What this taught me was the the system is built by and for liars. I was the kid who followed the rules the system laid down and I was the one punished. Those who broke the rules and encouraged others to do so were promoted. I was young, but I wasn’t dumb. I could see the foundation of the whole enterprise was hypocrisy, superficiality and stupidity.
One the eve of my 52nd birthday, I am still coping with the effects of what I endured. Coming up in that atmosphere contributed to long years struggling with depression and anxiety. The effects of that abuse have held me back in many ways and led to struggles long after the cap and gown have rotted away.

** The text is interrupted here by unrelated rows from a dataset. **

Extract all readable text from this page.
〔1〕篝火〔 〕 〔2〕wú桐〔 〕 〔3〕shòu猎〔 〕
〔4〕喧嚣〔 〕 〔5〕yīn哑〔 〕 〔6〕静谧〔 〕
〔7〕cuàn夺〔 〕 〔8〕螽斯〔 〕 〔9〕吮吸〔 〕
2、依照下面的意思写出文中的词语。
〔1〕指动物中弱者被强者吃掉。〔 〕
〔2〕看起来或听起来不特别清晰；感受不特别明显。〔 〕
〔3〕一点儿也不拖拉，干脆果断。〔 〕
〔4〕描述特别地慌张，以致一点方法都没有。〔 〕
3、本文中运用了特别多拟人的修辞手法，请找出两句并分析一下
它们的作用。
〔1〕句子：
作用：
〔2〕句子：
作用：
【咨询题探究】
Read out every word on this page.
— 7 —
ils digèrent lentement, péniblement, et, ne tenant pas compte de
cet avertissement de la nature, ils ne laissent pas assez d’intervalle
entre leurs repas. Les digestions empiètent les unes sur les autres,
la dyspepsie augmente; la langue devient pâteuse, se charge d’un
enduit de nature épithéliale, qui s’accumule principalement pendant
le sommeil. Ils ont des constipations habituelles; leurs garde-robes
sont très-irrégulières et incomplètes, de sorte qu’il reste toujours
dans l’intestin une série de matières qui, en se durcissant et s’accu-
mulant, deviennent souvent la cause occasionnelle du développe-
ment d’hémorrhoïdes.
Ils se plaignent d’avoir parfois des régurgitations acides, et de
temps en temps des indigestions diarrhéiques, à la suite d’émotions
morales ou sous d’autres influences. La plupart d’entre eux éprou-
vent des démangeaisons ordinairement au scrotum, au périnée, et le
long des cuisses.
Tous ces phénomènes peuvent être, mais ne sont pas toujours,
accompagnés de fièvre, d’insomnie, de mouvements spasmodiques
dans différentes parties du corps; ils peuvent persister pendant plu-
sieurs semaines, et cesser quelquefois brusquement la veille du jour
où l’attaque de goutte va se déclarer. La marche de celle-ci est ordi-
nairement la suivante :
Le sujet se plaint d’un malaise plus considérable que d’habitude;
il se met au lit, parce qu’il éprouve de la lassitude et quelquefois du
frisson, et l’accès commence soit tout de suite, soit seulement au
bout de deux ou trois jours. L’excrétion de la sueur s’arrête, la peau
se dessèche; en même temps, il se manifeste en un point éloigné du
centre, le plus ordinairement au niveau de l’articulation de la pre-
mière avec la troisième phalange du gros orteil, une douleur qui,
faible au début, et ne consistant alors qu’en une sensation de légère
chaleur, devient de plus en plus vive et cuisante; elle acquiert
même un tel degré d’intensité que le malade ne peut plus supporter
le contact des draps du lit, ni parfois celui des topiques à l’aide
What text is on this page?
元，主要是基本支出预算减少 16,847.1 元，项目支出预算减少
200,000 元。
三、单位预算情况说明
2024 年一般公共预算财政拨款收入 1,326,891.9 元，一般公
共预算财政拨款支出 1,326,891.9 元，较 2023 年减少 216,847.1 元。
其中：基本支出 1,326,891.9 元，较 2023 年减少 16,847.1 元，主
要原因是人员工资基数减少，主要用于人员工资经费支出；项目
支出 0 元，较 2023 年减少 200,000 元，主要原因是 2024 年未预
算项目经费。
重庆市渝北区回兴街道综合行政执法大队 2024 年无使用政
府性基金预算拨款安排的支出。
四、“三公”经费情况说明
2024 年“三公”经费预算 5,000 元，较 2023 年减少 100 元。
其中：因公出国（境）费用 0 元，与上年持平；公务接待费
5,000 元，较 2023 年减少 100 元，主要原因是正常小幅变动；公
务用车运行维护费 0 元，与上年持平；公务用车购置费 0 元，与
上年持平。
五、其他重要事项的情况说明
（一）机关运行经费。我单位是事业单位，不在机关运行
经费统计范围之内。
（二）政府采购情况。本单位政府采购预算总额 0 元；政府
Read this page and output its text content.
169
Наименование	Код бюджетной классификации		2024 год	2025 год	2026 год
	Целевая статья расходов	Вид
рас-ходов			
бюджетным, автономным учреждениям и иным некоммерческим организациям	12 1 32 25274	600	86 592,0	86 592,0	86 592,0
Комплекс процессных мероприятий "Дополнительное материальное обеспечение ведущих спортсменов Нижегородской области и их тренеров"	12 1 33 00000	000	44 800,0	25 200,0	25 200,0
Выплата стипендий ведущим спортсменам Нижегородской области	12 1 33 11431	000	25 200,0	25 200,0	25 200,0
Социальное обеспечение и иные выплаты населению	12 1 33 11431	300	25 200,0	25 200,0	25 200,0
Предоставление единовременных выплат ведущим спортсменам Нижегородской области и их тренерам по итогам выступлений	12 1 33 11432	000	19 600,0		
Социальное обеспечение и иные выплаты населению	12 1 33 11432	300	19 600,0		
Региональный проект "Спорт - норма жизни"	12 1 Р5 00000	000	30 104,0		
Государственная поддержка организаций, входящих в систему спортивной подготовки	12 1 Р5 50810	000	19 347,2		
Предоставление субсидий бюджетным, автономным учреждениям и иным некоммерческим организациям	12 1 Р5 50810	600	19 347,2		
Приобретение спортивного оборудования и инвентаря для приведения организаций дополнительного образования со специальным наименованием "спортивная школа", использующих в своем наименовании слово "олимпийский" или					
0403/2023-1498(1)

I cannot believe that things aren’t even worse for kids today. The system continues to produce traumatized kids because traumatized kids is what it is designed to produce. There is no reforming it because the foundation is corrupt. The best that can be done is to knock it down and put up a memorial to its victims
I agree, but my lessons were more extreme. I'm American but my father got a Guggenheim grant to do research around Europe in 1963/1964. In 2nd grade of elementary school in the Cambridge I was forced to fight every day, usually against gangs. Why? The teachers at all grade levels (for some odd reason) were teaching about the American Revolutionary War, and meticulously went through every battle: "And then the dirty Yankee dogs shot down the good British lads..." and so on. I couldn't count the number of times my head was bounced off the cement. I was beaten unconscious by a gang coming home from school one day. I was seven years old. Almost always someone would hit me in the head from behind first, while I was distracted by some fiend in front of me. Returning to the US wasn't much better. Schools encourage gang formation and teach them how to be bullies - which is not surprising at least in the US, and UK, for the US and UK are the biggest bullies on this planet. Even today, so many years later in a developing "democratic" country, I have to deal with sadistic American, British, and Australian bully teachers who derive unlimited pleasure from mental torture, telling lies, and all manner of sabotage, trickery and deceit. Fortunately, I was given notice yesterday; I'll be unemployed in three weeks, and I was happy, even though I have almost no money. Se est la vie. Don't even get me started on how my four years of Graduate School were stolen by racist maniac professors in the department, leaving me with a student loan I could not pay. Academia is a criminal enterprise where bullies rule.
Thank you for your compassionate response. Tragically there are billions who suffer more on a daily basis. I'm hoping the updated version of my current article: "Slavery and the CIA’s Never-Ending MK-ULTRA Project" I hope to post/publish in the next day or two will make a difference. The current censorship regime is really over-the-top given SCOTUS decisions forbidding such activities. Live Well Mr. Abbot - appreciate every breath.